As much as we love Meryl Streep, Emily Blunt and Stanley Tucci, The Devil Wears Prada depends on the performance of Kate Winslet. In addition to being able to hold her own against Meryl Streep, she manages to keep a realistic, sympathetic authenticity and wit to our protagonist. In the nitty-gritty, Hathaway is a gold mine of information.
3. Colossal (2017)
Anne Hathaway plays Gloria, an alcoholic, unemployed writer whose life is in shambles because of her addiction and psychological demons in Colossal, a boldly innovative, genuinely inspired dark comedy. Gloria, who was forced to return to her hometown, continues to drink her days away in the local pub. Before long, Gloria discovers something a little… out of the ordinary. After getting intoxicated, she wakes up in Seoul to find a gigantic monster had ravaged the city. Moreover, she was the one who unintentionally created it.
As a comedy, the film’s concept is outrageous and implausible at first glance, but it proves to be a unique, startling genre-mashup that addresses the cycles of self-destructive behavior, abuse, and the desire to learn and comprehend one’s own acts. One of Hathaway’s best and most gutsy performances yet is at the heart of the film.
2. Brokeback Mountain (2005)
Brokeback Mountain, Ang Lee’s delicate, elegant romantic tale, has received a lot of attention. Brokeback Mountain, despite its controversial subject matter, was still hailed as one of 2005’s best films, and it continues to gain more admiration and appreciation from audiences — notably for its moving performances from Jake Gyllenhaal and the tragically late Heath Ledger, who played the lovelorn cowboys in the American West.
As well as being praised for its engaging storytelling and riveting emotional sadness, it is lauded for its character-focused approach, loving the gentle, complex humanity of these multidimensional characters—especially in respect to their sexuality and their tortured same-sex romantic impulses.. It’s a sweeping, devastating tale of love and sorrow, with Michelle Williams and Anne Hathaway providing outstanding supporting roles.

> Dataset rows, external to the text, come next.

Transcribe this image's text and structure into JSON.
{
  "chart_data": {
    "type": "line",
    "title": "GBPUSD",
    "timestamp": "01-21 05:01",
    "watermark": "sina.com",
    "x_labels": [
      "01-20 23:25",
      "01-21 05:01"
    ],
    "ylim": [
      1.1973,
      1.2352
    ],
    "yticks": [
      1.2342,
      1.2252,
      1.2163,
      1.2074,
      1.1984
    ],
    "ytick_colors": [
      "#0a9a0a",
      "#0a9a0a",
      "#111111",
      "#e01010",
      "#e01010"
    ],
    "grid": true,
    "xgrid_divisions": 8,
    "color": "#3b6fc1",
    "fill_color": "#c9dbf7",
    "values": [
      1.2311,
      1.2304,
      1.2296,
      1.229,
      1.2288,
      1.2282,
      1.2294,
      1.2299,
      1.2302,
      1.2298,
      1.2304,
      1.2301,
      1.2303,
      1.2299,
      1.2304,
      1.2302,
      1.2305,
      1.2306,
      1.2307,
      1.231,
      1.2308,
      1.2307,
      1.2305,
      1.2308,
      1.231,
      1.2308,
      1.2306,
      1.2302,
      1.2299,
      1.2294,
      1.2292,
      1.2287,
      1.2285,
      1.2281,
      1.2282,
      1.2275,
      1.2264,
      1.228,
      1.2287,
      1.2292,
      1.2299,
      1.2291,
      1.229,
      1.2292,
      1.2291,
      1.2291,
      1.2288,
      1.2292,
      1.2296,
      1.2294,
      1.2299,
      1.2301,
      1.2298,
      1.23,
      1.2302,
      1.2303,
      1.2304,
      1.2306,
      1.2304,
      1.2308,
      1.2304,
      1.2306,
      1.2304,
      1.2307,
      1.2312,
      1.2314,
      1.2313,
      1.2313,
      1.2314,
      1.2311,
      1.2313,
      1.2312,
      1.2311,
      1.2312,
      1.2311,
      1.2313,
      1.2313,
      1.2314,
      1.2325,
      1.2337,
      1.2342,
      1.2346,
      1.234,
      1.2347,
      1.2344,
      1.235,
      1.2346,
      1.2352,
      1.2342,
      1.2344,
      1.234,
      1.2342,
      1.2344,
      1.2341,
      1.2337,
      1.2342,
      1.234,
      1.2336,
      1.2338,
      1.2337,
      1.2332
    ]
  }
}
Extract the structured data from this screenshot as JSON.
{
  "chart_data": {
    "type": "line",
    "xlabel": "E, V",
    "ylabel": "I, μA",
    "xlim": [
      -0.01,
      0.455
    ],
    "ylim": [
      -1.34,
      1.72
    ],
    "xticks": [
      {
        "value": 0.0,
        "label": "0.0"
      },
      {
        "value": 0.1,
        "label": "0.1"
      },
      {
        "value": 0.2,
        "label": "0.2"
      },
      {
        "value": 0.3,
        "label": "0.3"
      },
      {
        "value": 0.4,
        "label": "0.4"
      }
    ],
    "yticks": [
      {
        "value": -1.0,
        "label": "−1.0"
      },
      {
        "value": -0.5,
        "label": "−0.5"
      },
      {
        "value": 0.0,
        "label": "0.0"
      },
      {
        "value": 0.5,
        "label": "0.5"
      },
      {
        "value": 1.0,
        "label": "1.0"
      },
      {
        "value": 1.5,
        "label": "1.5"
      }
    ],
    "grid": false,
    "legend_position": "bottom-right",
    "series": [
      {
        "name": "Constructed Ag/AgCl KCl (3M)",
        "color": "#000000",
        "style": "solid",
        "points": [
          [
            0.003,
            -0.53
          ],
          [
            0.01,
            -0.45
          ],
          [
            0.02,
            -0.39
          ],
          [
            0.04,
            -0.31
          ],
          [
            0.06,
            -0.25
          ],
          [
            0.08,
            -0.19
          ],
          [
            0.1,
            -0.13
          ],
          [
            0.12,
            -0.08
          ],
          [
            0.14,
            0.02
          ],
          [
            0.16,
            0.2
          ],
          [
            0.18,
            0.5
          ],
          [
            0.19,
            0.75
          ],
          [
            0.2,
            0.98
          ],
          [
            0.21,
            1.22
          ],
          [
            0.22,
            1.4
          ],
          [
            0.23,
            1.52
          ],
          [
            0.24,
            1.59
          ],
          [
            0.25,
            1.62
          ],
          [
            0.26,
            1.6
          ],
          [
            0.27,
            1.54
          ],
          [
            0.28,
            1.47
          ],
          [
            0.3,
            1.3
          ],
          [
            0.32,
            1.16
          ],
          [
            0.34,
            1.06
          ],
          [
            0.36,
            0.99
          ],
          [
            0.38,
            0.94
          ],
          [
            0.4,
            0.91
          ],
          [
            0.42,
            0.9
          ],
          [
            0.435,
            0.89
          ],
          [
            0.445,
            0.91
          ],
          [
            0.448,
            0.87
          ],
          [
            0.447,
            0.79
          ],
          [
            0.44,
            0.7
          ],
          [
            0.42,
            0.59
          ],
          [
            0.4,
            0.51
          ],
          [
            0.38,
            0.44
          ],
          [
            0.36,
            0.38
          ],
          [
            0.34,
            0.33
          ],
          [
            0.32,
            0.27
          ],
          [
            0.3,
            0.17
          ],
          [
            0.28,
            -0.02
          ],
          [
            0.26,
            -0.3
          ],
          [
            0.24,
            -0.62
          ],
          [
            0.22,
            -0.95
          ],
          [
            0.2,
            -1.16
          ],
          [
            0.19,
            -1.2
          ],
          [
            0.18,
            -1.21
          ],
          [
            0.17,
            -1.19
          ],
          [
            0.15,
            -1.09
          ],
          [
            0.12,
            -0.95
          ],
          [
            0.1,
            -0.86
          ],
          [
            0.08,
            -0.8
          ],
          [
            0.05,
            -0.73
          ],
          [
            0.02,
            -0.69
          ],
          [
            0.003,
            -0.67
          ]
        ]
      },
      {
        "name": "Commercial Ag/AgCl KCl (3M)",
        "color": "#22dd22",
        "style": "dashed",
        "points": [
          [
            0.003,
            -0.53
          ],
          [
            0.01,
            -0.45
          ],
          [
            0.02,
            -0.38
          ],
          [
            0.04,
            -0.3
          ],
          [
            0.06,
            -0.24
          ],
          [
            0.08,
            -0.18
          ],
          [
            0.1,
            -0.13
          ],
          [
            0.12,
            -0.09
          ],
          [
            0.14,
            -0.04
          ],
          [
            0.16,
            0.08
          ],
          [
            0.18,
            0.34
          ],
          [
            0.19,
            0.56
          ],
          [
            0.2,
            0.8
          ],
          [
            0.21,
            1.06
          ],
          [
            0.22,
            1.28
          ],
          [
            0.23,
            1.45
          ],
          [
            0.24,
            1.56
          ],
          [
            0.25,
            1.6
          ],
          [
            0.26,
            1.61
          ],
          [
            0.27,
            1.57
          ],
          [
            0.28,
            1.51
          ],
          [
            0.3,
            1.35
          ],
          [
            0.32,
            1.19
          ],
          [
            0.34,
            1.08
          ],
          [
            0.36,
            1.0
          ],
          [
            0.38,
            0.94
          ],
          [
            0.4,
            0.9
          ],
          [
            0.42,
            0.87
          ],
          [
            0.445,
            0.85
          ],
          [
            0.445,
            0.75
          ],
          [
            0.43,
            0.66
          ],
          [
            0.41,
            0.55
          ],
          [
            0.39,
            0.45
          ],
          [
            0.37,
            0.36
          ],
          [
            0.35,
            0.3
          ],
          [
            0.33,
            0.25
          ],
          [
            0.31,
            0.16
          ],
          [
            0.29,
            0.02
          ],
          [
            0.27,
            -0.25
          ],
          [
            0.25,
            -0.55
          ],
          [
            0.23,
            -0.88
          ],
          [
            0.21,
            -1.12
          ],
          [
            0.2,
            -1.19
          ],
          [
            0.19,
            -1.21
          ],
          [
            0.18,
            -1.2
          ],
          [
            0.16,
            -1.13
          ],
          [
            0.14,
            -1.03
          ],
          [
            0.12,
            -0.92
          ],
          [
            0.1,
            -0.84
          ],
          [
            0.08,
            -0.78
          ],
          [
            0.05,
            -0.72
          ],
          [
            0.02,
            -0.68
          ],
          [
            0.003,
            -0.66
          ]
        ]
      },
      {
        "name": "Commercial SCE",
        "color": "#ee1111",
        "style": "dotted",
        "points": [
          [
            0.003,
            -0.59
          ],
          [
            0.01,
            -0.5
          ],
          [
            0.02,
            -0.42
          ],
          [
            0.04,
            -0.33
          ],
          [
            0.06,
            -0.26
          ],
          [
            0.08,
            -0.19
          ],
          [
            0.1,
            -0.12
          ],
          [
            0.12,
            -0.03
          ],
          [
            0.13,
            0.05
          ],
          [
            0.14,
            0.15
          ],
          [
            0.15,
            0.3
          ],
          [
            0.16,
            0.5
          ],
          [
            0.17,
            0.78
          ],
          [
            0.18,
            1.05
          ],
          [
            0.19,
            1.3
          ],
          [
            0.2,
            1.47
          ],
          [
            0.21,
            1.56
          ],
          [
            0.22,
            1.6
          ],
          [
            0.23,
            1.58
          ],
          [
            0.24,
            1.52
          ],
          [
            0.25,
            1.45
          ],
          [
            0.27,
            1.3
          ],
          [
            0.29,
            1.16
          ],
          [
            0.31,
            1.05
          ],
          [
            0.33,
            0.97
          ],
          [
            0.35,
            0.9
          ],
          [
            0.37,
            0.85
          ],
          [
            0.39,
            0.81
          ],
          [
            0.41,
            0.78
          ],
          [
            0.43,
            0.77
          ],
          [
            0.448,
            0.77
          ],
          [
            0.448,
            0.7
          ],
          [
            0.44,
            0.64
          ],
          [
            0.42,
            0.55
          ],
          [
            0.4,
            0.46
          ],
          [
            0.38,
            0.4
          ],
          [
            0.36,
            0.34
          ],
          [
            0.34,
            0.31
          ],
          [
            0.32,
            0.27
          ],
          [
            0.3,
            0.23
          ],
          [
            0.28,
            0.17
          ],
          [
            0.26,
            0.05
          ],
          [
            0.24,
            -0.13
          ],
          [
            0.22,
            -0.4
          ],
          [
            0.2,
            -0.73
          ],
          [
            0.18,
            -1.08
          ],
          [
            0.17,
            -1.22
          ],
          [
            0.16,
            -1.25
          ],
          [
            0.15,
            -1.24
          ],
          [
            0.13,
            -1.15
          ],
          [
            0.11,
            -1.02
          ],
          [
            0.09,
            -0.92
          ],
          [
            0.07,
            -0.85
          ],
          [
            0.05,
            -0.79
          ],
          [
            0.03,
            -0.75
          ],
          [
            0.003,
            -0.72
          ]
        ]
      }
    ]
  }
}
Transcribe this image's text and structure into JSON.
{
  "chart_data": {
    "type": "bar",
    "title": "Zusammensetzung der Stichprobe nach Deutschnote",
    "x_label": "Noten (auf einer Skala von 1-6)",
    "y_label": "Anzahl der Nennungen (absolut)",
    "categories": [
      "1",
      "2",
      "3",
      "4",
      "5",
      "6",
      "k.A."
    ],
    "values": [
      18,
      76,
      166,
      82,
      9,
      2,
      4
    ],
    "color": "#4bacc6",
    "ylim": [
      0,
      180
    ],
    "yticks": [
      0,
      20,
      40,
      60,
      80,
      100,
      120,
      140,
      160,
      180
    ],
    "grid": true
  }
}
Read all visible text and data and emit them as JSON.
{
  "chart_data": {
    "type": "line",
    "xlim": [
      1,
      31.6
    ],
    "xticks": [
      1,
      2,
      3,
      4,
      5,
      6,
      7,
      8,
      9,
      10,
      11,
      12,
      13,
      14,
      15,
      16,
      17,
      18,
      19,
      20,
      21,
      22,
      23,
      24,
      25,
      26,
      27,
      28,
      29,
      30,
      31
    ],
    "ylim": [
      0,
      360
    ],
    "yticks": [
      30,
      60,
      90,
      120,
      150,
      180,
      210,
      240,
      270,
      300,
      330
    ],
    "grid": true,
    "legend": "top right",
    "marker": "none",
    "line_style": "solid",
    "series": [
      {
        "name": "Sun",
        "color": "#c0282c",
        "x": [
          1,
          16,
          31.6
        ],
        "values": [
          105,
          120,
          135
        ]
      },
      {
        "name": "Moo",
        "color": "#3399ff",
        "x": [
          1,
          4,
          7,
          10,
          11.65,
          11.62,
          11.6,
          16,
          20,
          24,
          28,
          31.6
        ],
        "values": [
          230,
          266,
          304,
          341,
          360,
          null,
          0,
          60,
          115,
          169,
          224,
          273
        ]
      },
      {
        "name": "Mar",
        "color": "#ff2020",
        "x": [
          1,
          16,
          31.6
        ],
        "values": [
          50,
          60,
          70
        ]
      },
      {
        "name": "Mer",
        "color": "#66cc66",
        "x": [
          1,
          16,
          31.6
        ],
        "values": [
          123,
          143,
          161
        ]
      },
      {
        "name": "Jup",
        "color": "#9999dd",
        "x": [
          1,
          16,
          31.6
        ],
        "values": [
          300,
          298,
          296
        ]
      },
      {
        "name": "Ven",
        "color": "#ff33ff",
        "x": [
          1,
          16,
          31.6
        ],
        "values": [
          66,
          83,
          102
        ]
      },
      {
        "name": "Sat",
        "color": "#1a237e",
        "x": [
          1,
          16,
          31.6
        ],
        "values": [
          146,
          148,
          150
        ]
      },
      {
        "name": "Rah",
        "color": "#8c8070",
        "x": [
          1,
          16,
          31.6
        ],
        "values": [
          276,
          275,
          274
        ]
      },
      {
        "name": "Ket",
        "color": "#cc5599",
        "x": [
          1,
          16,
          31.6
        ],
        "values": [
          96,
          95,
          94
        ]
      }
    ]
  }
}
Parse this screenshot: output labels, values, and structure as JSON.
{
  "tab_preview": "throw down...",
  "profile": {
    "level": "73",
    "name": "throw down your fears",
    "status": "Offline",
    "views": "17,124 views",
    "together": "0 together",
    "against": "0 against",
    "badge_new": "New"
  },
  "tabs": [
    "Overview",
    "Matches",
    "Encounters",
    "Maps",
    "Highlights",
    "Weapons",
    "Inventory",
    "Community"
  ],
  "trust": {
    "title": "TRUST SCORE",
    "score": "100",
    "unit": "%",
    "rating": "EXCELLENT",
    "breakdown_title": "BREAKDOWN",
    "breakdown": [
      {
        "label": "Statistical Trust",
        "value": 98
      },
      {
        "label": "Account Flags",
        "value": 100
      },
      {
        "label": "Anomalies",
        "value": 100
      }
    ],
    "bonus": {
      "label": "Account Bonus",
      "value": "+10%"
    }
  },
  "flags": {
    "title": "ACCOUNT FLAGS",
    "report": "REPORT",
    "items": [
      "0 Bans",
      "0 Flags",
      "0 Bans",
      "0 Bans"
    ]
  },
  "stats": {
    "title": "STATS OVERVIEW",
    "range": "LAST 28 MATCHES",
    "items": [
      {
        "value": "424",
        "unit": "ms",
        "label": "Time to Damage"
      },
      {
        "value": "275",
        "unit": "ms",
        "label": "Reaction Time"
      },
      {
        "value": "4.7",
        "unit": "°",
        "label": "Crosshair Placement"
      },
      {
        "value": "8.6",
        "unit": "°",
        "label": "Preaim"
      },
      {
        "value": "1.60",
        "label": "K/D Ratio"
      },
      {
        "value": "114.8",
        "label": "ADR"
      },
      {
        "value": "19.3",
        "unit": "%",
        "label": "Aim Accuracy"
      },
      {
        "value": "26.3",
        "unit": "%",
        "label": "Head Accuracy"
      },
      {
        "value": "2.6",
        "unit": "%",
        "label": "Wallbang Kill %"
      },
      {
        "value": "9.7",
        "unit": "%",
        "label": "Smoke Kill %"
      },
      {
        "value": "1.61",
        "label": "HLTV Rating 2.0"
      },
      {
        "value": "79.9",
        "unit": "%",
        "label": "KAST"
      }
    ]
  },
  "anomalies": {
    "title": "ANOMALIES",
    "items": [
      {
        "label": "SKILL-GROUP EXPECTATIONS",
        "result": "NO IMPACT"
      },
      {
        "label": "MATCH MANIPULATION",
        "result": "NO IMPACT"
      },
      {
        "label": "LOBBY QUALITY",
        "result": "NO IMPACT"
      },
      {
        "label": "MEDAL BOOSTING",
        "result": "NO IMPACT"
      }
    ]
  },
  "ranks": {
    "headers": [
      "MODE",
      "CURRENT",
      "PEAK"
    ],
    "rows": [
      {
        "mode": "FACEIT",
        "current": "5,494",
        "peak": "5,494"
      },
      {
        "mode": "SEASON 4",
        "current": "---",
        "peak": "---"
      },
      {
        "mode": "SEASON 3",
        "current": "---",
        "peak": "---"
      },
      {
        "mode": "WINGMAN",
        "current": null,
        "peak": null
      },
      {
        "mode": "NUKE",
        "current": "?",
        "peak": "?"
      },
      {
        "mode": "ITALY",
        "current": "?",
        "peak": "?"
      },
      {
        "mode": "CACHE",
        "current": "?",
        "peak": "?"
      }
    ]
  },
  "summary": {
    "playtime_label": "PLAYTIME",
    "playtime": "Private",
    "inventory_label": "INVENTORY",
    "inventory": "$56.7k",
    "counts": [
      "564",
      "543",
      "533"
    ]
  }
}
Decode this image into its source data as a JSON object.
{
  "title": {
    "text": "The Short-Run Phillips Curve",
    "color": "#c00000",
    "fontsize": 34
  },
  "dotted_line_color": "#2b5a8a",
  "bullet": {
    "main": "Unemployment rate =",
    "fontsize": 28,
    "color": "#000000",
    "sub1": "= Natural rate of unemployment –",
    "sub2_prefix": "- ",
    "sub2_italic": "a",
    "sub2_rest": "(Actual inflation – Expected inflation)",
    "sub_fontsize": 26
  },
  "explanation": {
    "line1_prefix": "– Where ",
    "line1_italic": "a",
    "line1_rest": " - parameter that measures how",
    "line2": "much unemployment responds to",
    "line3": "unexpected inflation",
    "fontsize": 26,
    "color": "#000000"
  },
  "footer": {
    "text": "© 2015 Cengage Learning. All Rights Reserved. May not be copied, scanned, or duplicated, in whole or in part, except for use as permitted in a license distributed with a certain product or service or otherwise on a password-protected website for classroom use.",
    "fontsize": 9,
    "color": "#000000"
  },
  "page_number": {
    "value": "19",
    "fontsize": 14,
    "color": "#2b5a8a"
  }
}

1. Rachel Getting Married (2008)
Anne Hathaway was nominated for her first Academy Award for Rachel Getting Married by Jonathan Demme. For this naturalistic and deftly-handled lead performance, it was a well-deserved accolade. However, despite its lack of grandeur, Hathaway’s raw, disarming portrayal of Jean Valjean remains a stunning and unafraid performance. When it comes to portraying an A-list actress like Hathaway, it’s rare to see an actress of her stature embody a gritty, grounded sincerity and a dark undertone with such devastating emotional seriousness.